The system requirements of the mobile WiMAX network based on IEEE 802.16m mandates that the system shall provide the traffic throughput higher than two times of the mobile WiMAX network based on IEEE 802.16e. Especially, IEEE 802.16m concentrates on performance improvement in PHY layer and MAC layer, and improvement of End-To-End performance, to thereby satisfy the user's requirements and simultaneously arouse the consumer's interest in the market. Accordingly, IEEE 802.16m emphasizes the importance of performance beyond the PHY layer and MAC layer. Furthermore, IEEE 802.16m considers the improvement in traffic throughput of upper layer (TCP/IP layer) as well as traffic throughput of PHY layer and MAC layer.
A broadband wireless communication network based on IEEE 802.16e/m converts data to be transmitted into IP packet through the use of IP (Internet Protocol); manages a data stream through the use of TCP (Transmission Control Protocol); performs a re-transmission of data by an ARQ (Automatic Retransmission Request) method; and configures the received data.
A TCP/IP protocol is for a wired network, which is not appropriate for the mobile WiMAX network for transmitting and receiving the data through wireless link. Especially, if a TCP ACK packet is wireless-transmitted by the present MAC layer, the data transmission performance is largely affected by the TCP ACK packet loss and transmission delay. That is, if the TCP ACK packet transmission is not optimized through the wireless link in the broadband wireless communication network, it is difficult to improve the data transmission performance.
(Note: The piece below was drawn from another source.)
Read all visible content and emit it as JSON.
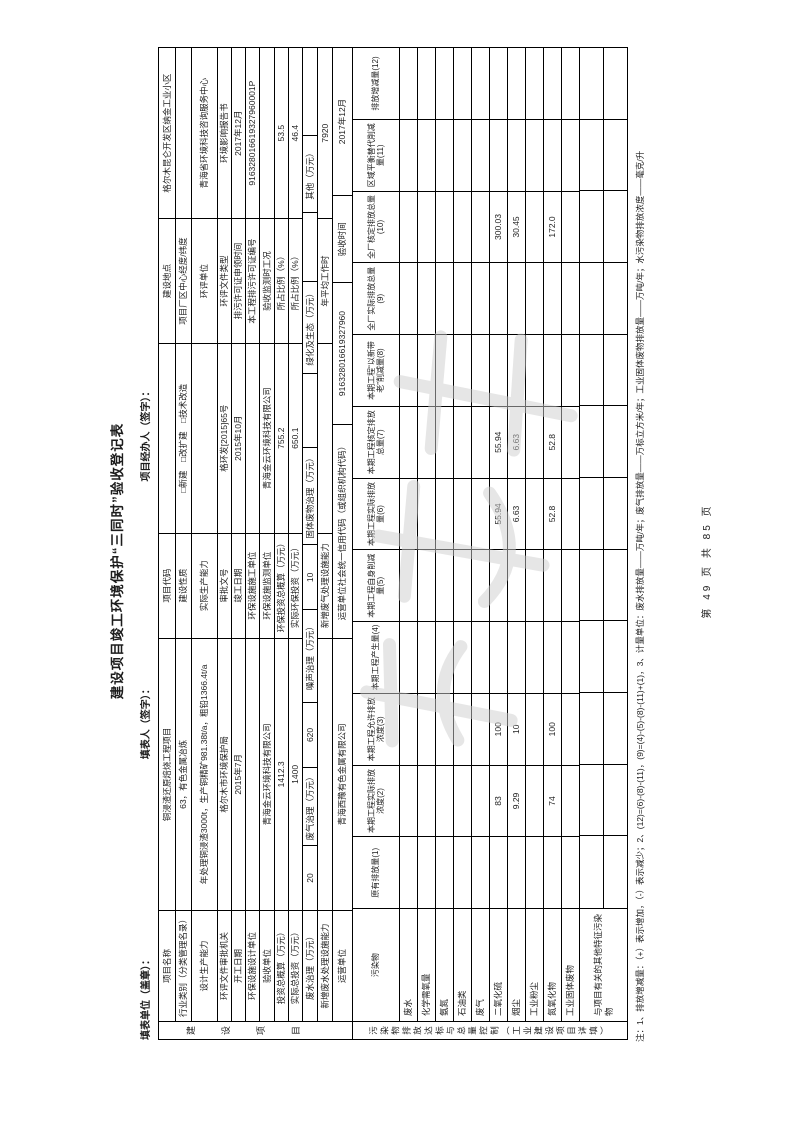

The TCP ACK packet and data packet are transmitted separately. Thus, if the transmission frequency of TCP ACK packet is high and the transmission performance of TCP ACK packet is deteriorated, the throughput efficiency of payload data transmission is reduced. Also, if the loss of data to be transmitted may be high due to the characteristics of the wireless link, the lost data is re-transmitted by the ARQ (Automatic Retransmission Request) method. Generally, since the data to be re-transmitted is transmitted with priority, the delay of TCP ACK packet, that is, ACK compression may occur, whereby the upper layer (TCP/IP layer) transmission performance may be deteriorated.
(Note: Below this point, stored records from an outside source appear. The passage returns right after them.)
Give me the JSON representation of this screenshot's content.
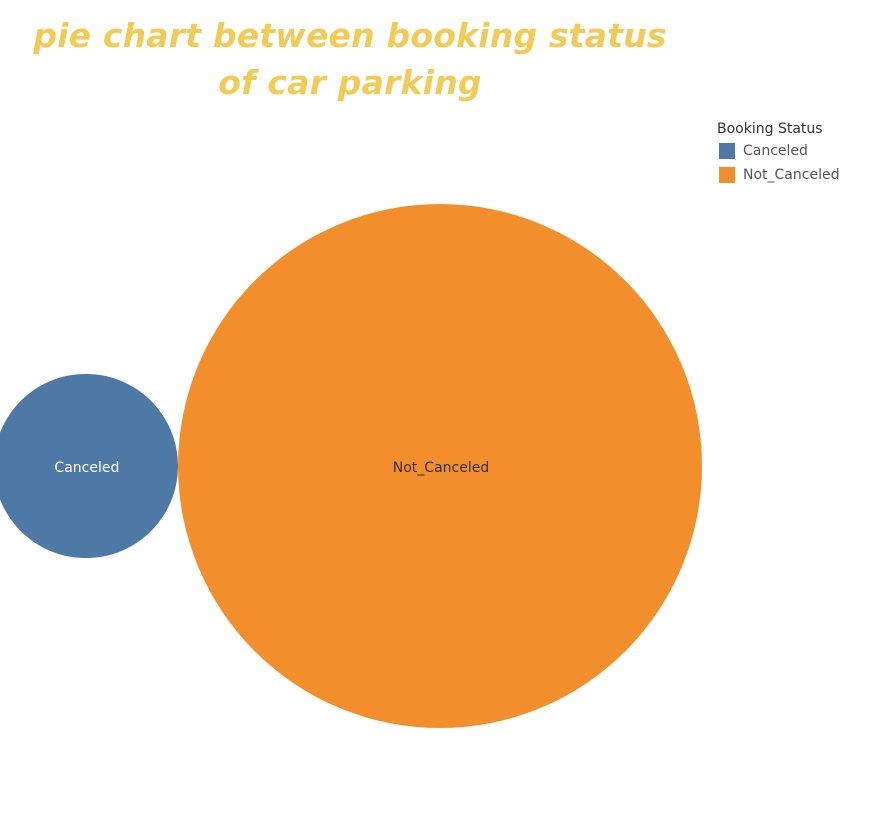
{
  "chart_data": {
    "type": "packed-bubble",
    "title": "pie chart between booking status of car parking",
    "title_color": "#F2CB57",
    "legend": {
      "title": "Booking Status",
      "placement": "top-right"
    },
    "categories": [
      "Canceled",
      "Not_Canceled"
    ],
    "values": [
      11,
      89
    ],
    "colors": [
      "#4E79A7",
      "#F28E2B"
    ],
    "label_colors": [
      "#FFFFFF",
      "#333333"
    ]
  }
}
In case of one-way traffic, the TCP packet transmitted in one direction may share the same physical path with the TCP packet transmitted in the opposite direction. In this case, the data and TCP ACK packet may share a buffer in the network.
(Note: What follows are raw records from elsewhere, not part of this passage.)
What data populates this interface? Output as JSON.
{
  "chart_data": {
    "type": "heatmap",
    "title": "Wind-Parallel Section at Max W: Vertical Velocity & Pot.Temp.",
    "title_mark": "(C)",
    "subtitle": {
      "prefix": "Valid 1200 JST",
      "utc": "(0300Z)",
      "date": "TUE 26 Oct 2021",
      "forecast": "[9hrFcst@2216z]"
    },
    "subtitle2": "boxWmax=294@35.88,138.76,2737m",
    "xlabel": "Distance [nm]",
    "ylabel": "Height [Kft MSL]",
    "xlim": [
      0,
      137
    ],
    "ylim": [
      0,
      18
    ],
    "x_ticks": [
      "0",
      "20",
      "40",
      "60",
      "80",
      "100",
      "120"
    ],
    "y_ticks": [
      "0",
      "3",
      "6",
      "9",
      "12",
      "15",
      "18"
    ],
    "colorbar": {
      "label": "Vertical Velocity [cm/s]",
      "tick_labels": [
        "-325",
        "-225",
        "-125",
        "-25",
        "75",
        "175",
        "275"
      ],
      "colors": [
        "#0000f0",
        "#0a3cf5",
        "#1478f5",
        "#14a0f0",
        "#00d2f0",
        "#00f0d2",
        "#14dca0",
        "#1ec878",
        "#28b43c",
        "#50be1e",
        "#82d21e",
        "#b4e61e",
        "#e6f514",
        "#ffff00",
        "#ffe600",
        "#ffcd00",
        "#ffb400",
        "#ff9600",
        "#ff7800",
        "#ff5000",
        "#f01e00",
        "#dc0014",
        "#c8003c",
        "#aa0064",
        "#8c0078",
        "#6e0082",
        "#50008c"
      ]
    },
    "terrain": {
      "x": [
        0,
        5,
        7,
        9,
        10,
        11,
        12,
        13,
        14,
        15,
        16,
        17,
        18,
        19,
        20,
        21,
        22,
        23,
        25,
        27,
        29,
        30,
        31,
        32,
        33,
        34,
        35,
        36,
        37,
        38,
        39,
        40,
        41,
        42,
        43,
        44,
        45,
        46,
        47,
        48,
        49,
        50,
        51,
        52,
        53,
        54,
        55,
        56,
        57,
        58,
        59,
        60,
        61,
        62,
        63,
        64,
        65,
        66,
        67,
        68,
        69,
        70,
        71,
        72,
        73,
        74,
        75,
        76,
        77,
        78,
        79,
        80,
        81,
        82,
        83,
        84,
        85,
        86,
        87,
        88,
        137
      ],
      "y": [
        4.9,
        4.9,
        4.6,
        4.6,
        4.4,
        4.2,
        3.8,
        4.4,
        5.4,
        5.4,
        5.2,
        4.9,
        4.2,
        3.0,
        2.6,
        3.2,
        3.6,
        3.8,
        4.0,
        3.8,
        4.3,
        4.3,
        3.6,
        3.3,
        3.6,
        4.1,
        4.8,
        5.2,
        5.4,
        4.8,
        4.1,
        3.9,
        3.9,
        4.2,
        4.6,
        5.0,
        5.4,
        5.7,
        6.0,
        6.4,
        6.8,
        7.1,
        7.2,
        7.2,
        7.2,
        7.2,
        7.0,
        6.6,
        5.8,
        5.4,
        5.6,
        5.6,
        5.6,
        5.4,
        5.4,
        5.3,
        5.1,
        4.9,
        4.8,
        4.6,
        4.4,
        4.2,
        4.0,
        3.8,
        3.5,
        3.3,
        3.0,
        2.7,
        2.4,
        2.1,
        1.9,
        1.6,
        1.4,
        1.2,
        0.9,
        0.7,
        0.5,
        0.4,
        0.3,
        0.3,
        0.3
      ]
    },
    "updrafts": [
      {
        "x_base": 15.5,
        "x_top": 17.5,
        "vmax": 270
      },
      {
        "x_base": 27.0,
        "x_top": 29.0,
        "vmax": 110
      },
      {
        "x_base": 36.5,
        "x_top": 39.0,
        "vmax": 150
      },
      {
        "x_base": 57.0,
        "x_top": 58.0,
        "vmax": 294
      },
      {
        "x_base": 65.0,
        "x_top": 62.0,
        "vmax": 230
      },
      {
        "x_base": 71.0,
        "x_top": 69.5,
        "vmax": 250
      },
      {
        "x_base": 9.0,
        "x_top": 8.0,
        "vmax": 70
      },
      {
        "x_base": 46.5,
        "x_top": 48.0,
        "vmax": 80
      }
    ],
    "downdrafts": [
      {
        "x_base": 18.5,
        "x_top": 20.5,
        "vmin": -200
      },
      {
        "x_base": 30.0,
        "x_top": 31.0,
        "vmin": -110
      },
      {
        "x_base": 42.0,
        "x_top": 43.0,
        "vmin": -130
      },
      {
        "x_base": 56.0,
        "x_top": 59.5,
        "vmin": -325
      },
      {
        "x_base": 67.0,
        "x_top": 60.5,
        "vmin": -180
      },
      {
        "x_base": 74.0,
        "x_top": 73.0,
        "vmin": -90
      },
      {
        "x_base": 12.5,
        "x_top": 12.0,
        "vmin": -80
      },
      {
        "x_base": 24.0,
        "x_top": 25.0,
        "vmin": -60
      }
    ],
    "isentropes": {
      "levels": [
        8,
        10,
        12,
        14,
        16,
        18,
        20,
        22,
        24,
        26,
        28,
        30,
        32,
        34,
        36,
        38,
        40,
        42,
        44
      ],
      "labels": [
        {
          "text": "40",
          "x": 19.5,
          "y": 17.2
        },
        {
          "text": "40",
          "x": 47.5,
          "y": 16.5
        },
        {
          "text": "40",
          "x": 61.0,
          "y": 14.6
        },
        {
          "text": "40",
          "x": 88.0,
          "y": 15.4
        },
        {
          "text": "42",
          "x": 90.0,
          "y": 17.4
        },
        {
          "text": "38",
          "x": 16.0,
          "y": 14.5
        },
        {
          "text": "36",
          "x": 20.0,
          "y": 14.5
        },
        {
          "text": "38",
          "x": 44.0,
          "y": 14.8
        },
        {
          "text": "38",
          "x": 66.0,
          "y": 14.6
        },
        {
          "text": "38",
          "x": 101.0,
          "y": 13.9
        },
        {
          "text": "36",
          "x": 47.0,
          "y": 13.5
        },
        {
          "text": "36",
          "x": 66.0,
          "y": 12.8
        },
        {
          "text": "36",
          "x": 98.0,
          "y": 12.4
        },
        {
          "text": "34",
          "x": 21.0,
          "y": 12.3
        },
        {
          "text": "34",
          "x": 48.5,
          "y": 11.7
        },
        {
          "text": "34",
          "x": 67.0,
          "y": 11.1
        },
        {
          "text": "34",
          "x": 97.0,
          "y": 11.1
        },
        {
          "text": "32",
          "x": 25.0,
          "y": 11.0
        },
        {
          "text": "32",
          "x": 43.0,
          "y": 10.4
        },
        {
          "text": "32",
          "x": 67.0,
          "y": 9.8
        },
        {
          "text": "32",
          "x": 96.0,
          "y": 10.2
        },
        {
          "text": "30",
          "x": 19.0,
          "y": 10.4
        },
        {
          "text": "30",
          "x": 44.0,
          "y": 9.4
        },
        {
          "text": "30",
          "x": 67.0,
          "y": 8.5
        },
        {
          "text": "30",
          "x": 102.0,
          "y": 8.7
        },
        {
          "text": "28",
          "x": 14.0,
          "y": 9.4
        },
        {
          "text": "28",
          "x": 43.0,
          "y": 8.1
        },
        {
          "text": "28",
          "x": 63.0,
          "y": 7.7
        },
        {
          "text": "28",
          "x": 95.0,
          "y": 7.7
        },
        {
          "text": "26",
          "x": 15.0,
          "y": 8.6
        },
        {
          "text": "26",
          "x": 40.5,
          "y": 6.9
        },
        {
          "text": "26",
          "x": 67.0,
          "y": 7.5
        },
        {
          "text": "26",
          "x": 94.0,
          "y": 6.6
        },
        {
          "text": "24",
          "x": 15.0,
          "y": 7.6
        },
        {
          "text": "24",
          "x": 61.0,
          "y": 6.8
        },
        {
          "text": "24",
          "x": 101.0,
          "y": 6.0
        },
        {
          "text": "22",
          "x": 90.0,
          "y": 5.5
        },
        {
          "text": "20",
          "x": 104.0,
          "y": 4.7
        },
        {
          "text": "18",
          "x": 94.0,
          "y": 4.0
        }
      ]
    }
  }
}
The buffer sharing causes the ACK compression, to thereby delay the TCP ACK packet transmission. As a result, the delay of TCP ACK packet transmission affects the throughput of payload data transmission of a sender, to thereby deteriorate the end-to-end data transmission performance.
The data transmission performance in the traffic throughput under two-way connection may be dropped to 66.67% of that under one-way traffic in which TCP ACK packet and data (payload) packet flow is separated.
A mobile station (MS) and base station (BS) of the broadband wireless communication network can classify packets transmitted through a service flow (SF) by a connection identifier (hereinafter, referred to as ‘CID’). Also, a traffic queue applied in the MAC layer may be applied to uplink (UL) and downlink (DL) contained in the same CID or SF.
This may introduce the TCP ACK compression. In order to prevent the TCP ACK compression, an independent service flow for separation of uplink (UL) and downlink (DL) traffic has to be created. However, it is impractical to create the SF for every application/service between MS and BS.
For minimizing these problems, the following methods have been proposed: (1) method of splitting the connection and (2) link layer solution method.
First, (1) method of splitting the connection is a mechanism referred to as ‘Indirect-TCP’ for splitting one TCP connection into two separate connections. The drawback in (1) method of splitting the connection is that acknowledgements received by the sender do not always imply that the packets have successfully reached the intended destination, which violates the End-To-End concept of TCP protocol.
Second, (2) link layer solution method uses ARQ (Automatic Repeat reQuest) and FEC (Forward Error Correction) at the link layer so as to obtain local data reliability and make the wireless link appear to TCP as a reliable link. This method is advantageous in that any modification to the TCP layer is not required. However, if applying the two-way TCP connection, the packet delay may be increased in the MAC layer.